Approximately three weeks after the issue was initially discovered, the shot location data in the NHL’s play-by-play listings have been corrected. Shortly after the discovery was made by Josh and Luke Younggren of Evolving-Hockey.com, the NHL issued a statement that the transition to new analytics tools this season were likely the source of the issue, as also reported in this edition of 31 Thoughts by Elliotte Friedman.
Last night, the Younggrens announced that the majority of the first 91 games had been fixed:
Announcement!!! It appears that we now have, for the most part, completely updated event coordinates from the NHL! We've been tracking this since we found out about it, and as of 10:30pm CST, it looks like all but games 41-52 and possibly game 17 have been updated!— EvolvingWild (@EvolvingWild) November 7, 2019
I'm not entirely sure why these were not updated, but they haven't changed. However, if we remove these games, the difference becomes clear. Using the same histogram from several weeks ago, we can see how much the distances have changed: pic.twitter.com/oviLCIU3PJ— EvolvingWild (@EvolvingWild) November 7, 2019
Alright, I'm not deleting this, but there are some differences that initially made both of us take pause. I'm by no means a heatmap expert (I assume the expert will be looking into this tomorrow). The first plot is the old coordinates, the second plot shows the new coordinates. pic.twitter.com/4mqpWfM6KP— EvolvingWild (@EvolvingWild) November 7, 2019
Early this afternoon, Micah Blake McCurdy confirmed that the last remaining games were corrected as well.

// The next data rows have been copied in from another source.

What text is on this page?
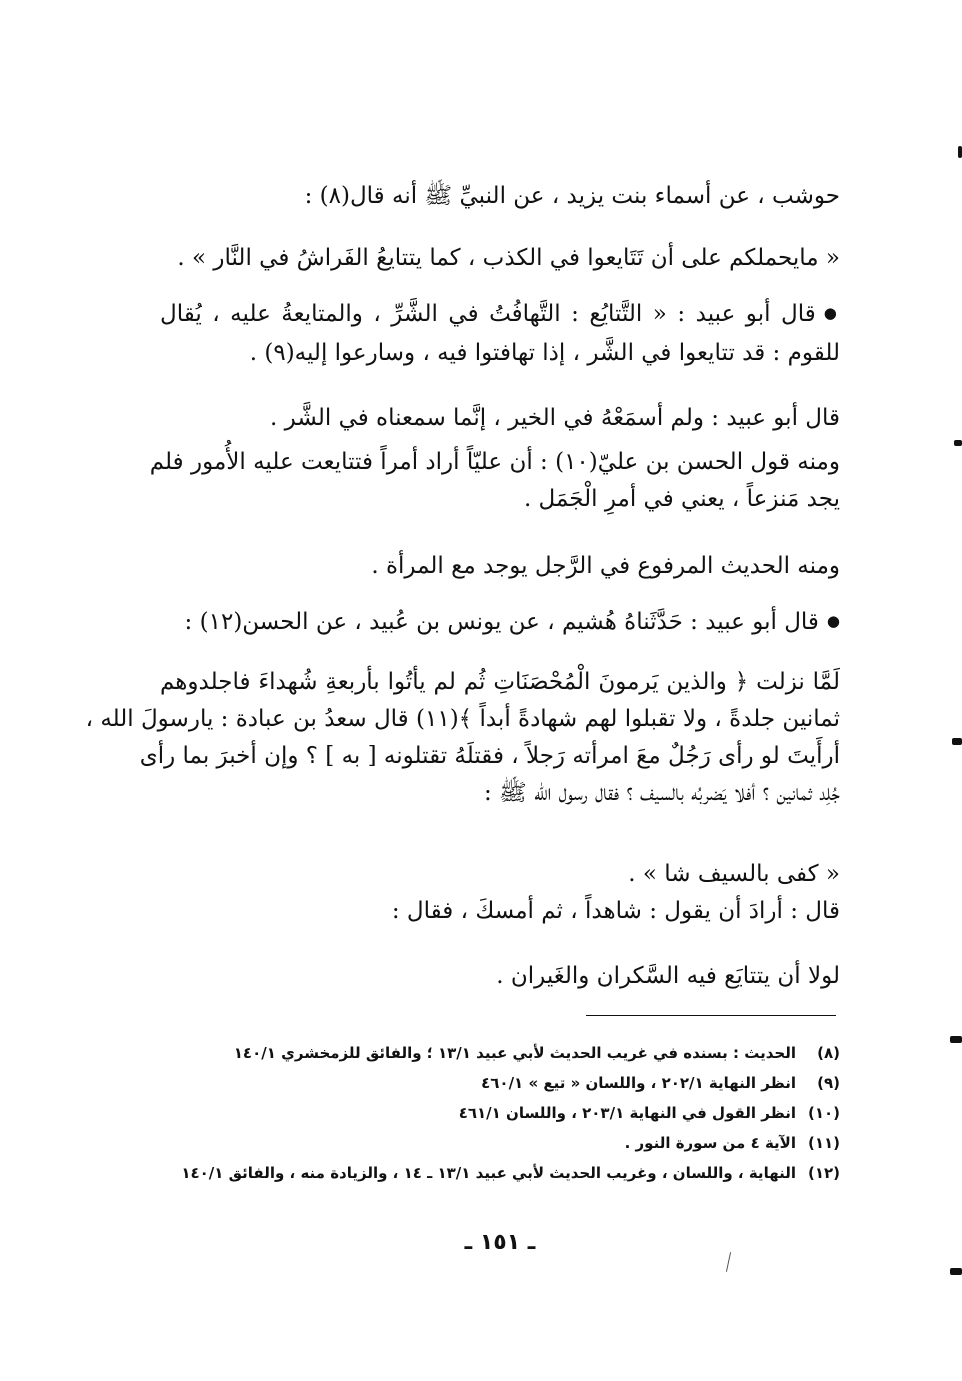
حوشب ، عن أسماء بنت يزيد ، عن النبيِّ ﷺ أنه قال(٨) :
« مايحملكم على أن تَتَايعوا في الكذب ، كما يتتايعُ الفَراشُ في النَّار » .
● قال أبو عبيد : « التَّتايُع : التَّهافُتُ في الشَّرِّ ، والمتايعةُ عليه ، يُقال
للقوم : قد تتايعوا في الشَّر ، إذا تهافتوا فيه ، وسارعوا إليه(٩) .
قال أبو عبيد : ولم أسمَعْهُ في الخير ، إنَّما سمعناه في الشَّر .
ومنه قول الحسن بن عليّ(١٠) : أن عليّاً أراد أمراً فتتايعت عليه الأُمور فلم
يجد مَنزعاً ، يعني في أمرِ الْجَمَل .
ومنه الحديث المرفوع في الرَّجل يوجد مع المرأة .
● قال أبو عبيد : حَدَّثَناهُ هُشيم ، عن يونس بن عُبيد ، عن الحسن(١٢) :
لَمَّا نزلت ﴿ والذين يَرمونَ الْمُحْصَنَاتِ ثُم لم يأتُوا بأربعةِ شُهداءَ فاجلدوهم
ثمانين جلدةً ، ولا تقبلوا لهم شهادةً أبداً ﴾(١١) قال سعدُ بن عبادة : يارسولَ الله ،
أرأَيتَ لو رأى رَجُلٌ معَ امرأته رَجلاً ، فقتلَهُ تقتلونه [ به ] ؟ وإن أخبرَ بما رأى
جُلِد ثمانين ؟ أفلا يَضربُه بالسيف ؟ فقال رسول الله ﷺ :
« كفى بالسيف شا » .
قال : أرادَ أن يقول : شاهداً ، ثم أمسكَ ، فقال :
لولا أن يتتايَع فيه السَّكران والغَيران .
(٨)
الحديث : بسنده في غريب الحديث لأبي عبيد ١٣/١ ؛ والفائق للزمخشري ١٤٠/١
(٩)
انظر النهاية ٢٠٢/١ ، واللسان « تيع » ٤٦٠/١
(١٠)
انظر القول في النهاية ٢٠٣/١ ، واللسان ٤٦١/١
(١١)
الآية ٤ من سورة النور .
(١٢)
النهاية ، واللسان ، وغريب الحديث لأبي عبيد ١٣/١ ـ ١٤ ، والزيادة منه ، والفائق ١٤٠/١
ـ ١٥١ ـ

So, as of about an hour ago, the shot locations for this year are finally fixed. It took the league a little more than three weeks from when they were first notified about the problem, which was discovered by outsiders.— Micah Blake McCurdy (@IneffectiveMath) November 7, 2019
(Note: I love Dr. McCurdy’s use of the phrase “discovered by outsiders”—it really gives the whole thing a post-apocalyptic vibe, which is fitting, since for us stats types it might as well have been the end of the world.)

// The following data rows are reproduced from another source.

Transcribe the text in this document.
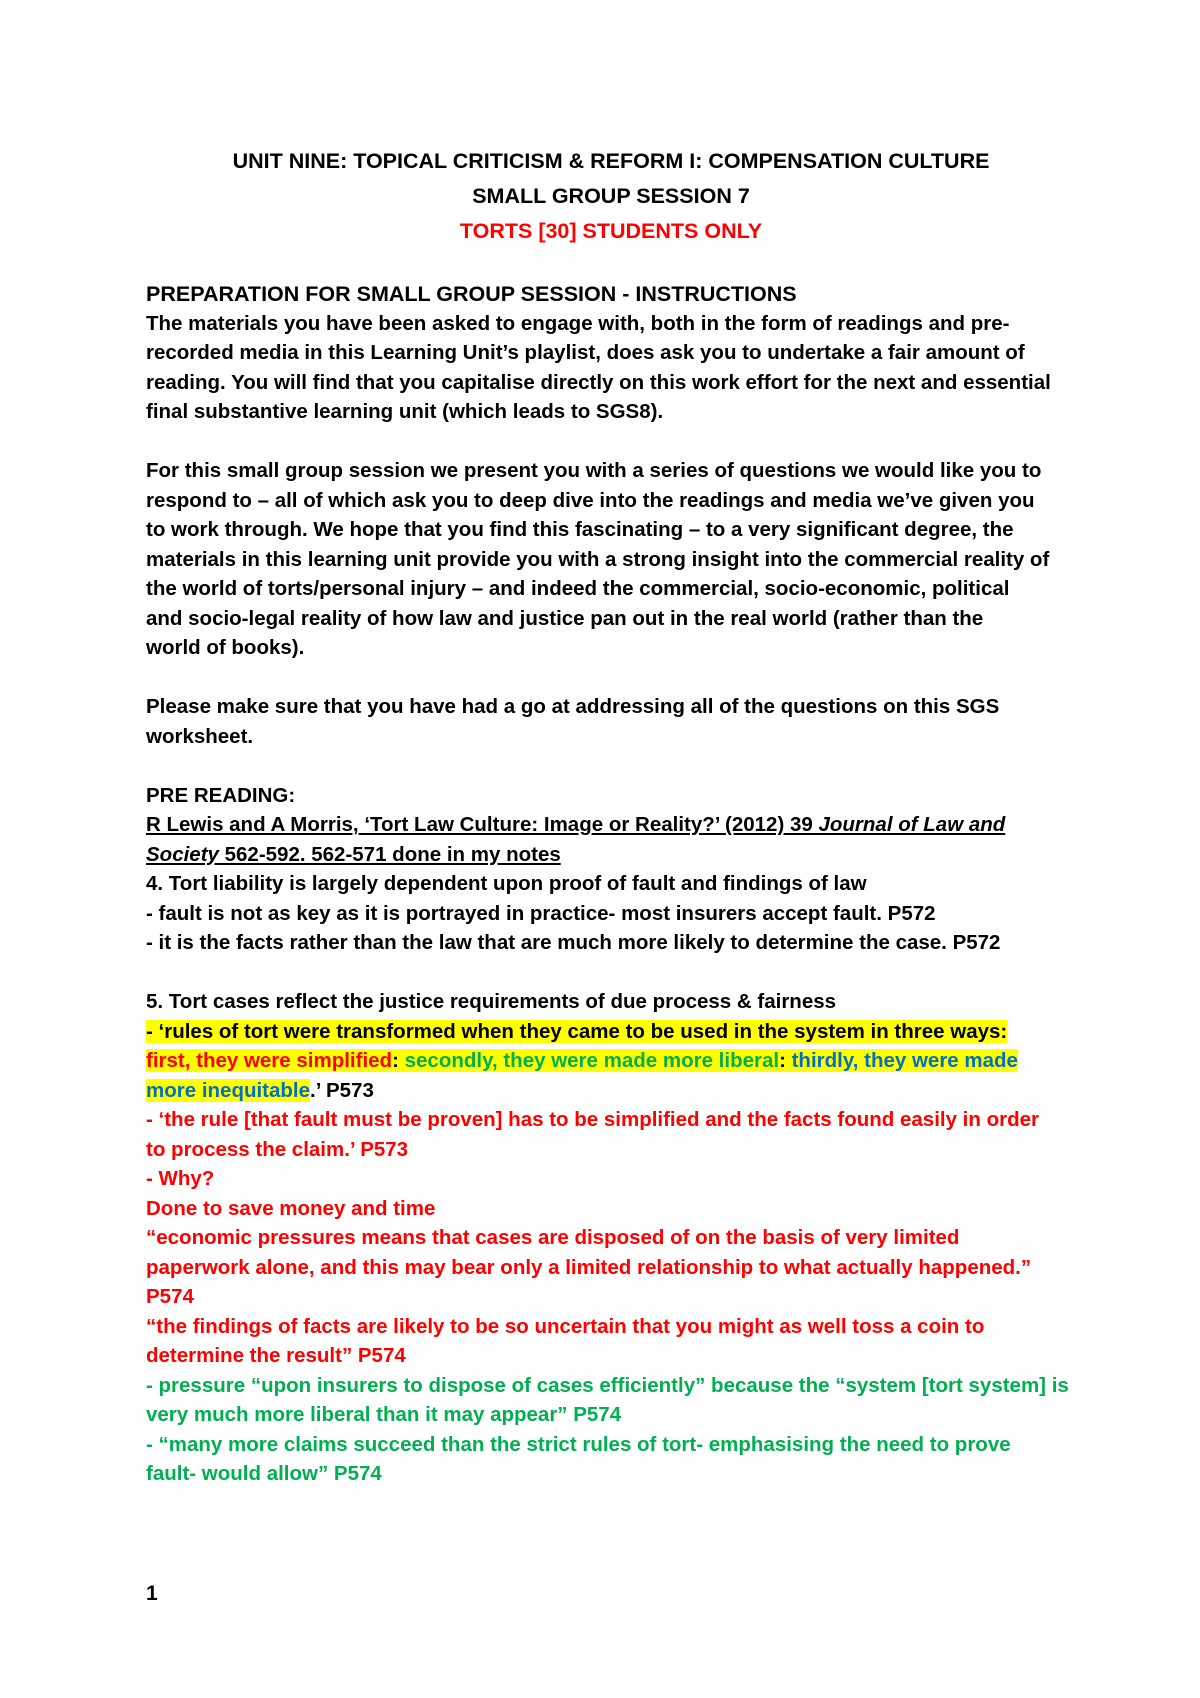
UNIT NINE: TOPICAL CRITICISM & REFORM I: COMPENSATION CULTURE
SMALL GROUP SESSION 7
TORTS [30] STUDENTS ONLY
PREPARATION FOR SMALL GROUP SESSION - INSTRUCTIONS
The materials you have been asked to engage with, both in the form of readings and pre-
recorded media in this Learning Unit’s playlist, does ask you to undertake a fair amount of
reading. You will find that you capitalise directly on this work effort for the next and essential
final substantive learning unit (which leads to SGS8).
For this small group session we present you with a series of questions we would like you to
respond to – all of which ask you to deep dive into the readings and media we’ve given you
to work through. We hope that you find this fascinating – to a very significant degree, the
materials in this learning unit provide you with a strong insight into the commercial reality of
the world of torts/personal injury – and indeed the commercial, socio-economic, political
and socio-legal reality of how law and justice pan out in the real world (rather than the
world of books).
Please make sure that you have had a go at addressing all of the questions on this SGS
worksheet.
PRE READING:
R Lewis and A Morris, ‘Tort Law Culture: Image or Reality?’ (2012) 39 Journal of Law and
Society 562-592. 562-571 done in my notes
4. Tort liability is largely dependent upon proof of fault and findings of law
- fault is not as key as it is portrayed in practice- most insurers accept fault. P572
- it is the facts rather than the law that are much more likely to determine the case. P572
5. Tort cases reflect the justice requirements of due process & fairness
- ‘rules of tort were transformed when they came to be used in the system in three ways:
first, they were simplified: secondly, they were made more liberal: thirdly, they were made
more inequitable.’ P573
- ‘the rule [that fault must be proven] has to be simplified and the facts found easily in order
to process the claim.’ P573
- Why?
Done to save money and time
“economic pressures means that cases are disposed of on the basis of very limited
paperwork alone, and this may bear only a limited relationship to what actually happened.”
P574
“the findings of facts are likely to be so uncertain that you might as well toss a coin to
determine the result” P574
- pressure “upon insurers to dispose of cases efficiently” because the “system [tort system] is
very much more liberal than it may appear” P574
- “many more claims succeed than the strict rules of tort- emphasising the need to prove
fault- would allow” P574
1
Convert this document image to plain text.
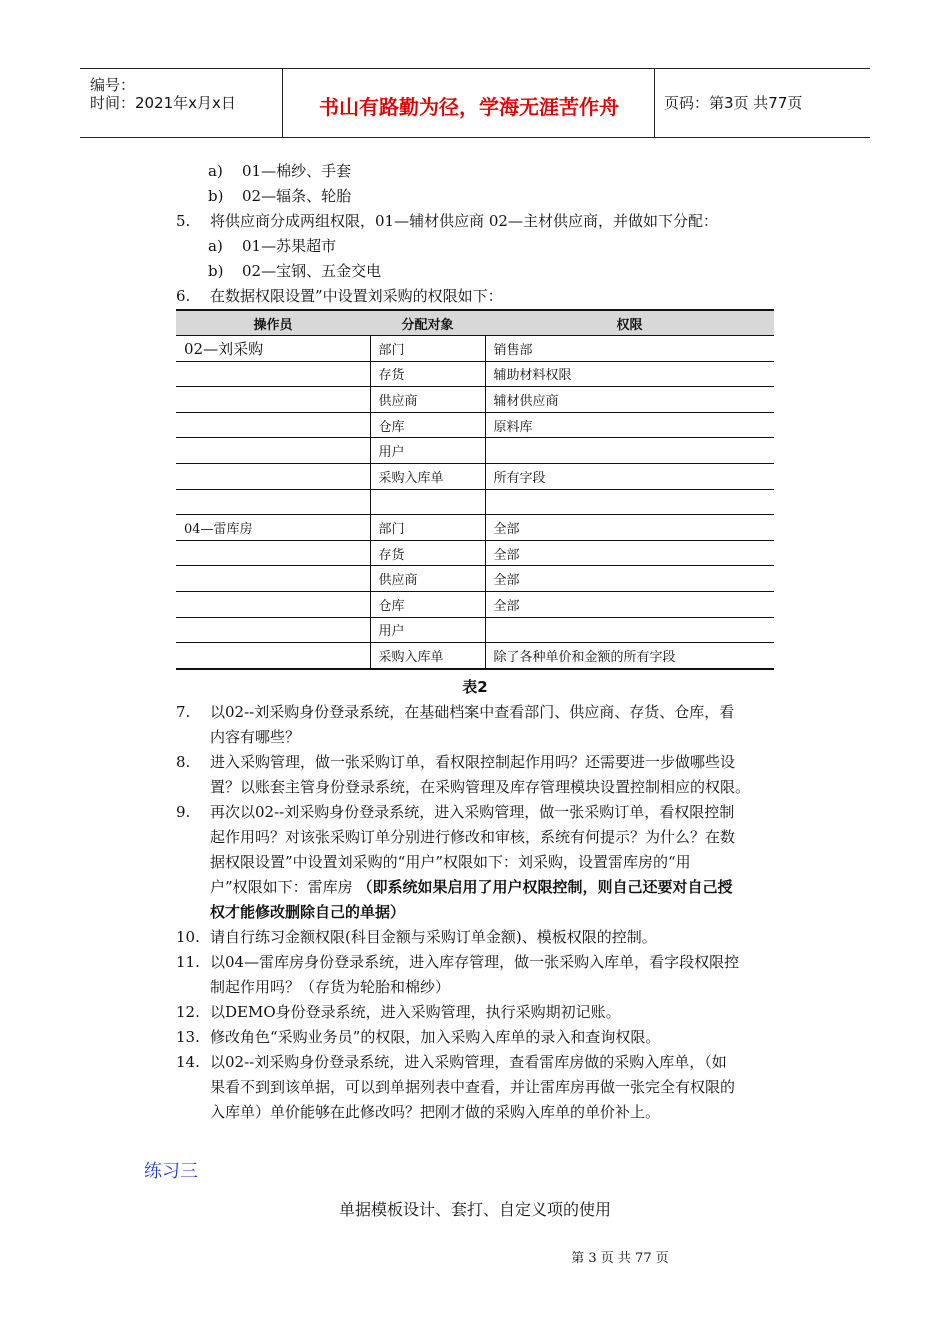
编号：
时间：2021年x月x日	书山有路勤为径，学海无涯苦作舟	页码：第3页 共77页
a) 01—棉纱、手套
b) 02—辐条、轮胎
5. 将供应商分成两组权限，01—辅材供应商 02—主材供应商，并做如下分配：
a) 01—苏果超市
b) 02—宝钢、五金交电
6. 在数据权限设置”中设置刘采购的权限如下：
操作员	分配对象	权限
02—刘采购	部门	销售部
	存货	辅助材料权限
	供应商	辅材供应商
	仓库	原料库
	用户	
	采购入库单	所有字段

04—雷库房	部门	全部
	存货	全部
	供应商	全部
	仓库	全部
	用户	
	采购入库单	除了各种单价和金额的所有字段
表2
7. 以02--刘采购身份登录系统，在基础档案中查看部门、供应商、存货、仓库，看
内容有哪些？
8. 进入采购管理，做一张采购订单，看权限控制起作用吗？还需要进一步做哪些设
置？以账套主管身份登录系统，在采购管理及库存管理模块设置控制相应的权限。
9. 再次以02--刘采购身份登录系统，进入采购管理，做一张采购订单，看权限控制
起作用吗？对该张采购订单分别进行修改和审核，系统有何提示？为什么？在数
据权限设置”中设置刘采购的“用户”权限如下：刘采购，设置雷库房的“用
户”权限如下：雷库房 （即系统如果启用了用户权限控制，则自己还要对自己授
权才能修改删除自己的单据）
10. 请自行练习金额权限(科目金额与采购订单金额)、模板权限的控制。
11. 以04—雷库房身份登录系统，进入库存管理，做一张采购入库单，看字段权限控
制起作用吗？（存货为轮胎和棉纱）
12. 以DEMO身份登录系统，进入采购管理，执行采购期初记账。
13. 修改角色“采购业务员”的权限，加入采购入库单的录入和查询权限。
14. 以02--刘采购身份登录系统，进入采购管理，查看雷库房做的采购入库单，（如
果看不到到该单据，可以到单据列表中查看，并让雷库房再做一张完全有权限的
入库单）单价能够在此修改吗？把刚才做的采购入库单的单价补上。
练习三
单据模板设计、套打、自定义项的使用
第 3 页 共 77 页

While most statistics such as shot attempts, goals, etc. were unaffected, these issues had major effects on metrics such as Expected Goals (the probability of an unblocked shot becoming a goal due to factors such as location) and High-Danger Chances (another metric of goal probability, sorting shots into categories based on location). I have updated the graphic from my last piece to show the difference these fixes have on these metrics.
Keep in mind that the sample size—about 5-7 games per team—is small, and the overall effect may not be immediately apparent. However, for expected goals, one can usually expect a pretty close correlation between expected and actual goals scored over the course of a season, as seen in the top row of the graphic.
Interestingly, even with the fixes, nearly all models seem to show expected goals lagging behind actual goals this season—as noted by Brad Timmins, who runs Natural Stat Trick—and as we continue through the season it will be interesting to discover if this trend holds. The difference between the incorrect data (0.53 goals over expected on average) and the now corrected data (0.29 goals over expected on average) is still significant.
For those curious, my model is somewhat conservative, but it's lagging actual goals more this season than in previous years (even when just looking at the start of seasons).— Natural Stat Trick (@NatStatTrick) November 7, 2019
Be sure to follow along here at On The Forecheck as I’ll be reviewing the analytics behind the Predators (and the rest of the NHL) now that enough games have been played and the data is accurate.
Because, even though the people who discovered this issue are actual professionals, this tweet does expose my state of being when I wrote the previous article:
so if i have this right, the people the NHL pays to "watch the game" were making mistakes that were discovered by bloggers wearing underpants in the basement https://t.co/TjBWJ7VQj8— nobody (@petbugs13) November 7, 2019
I’ll have you know it’s my own house, and we don’t have a basement, thank you.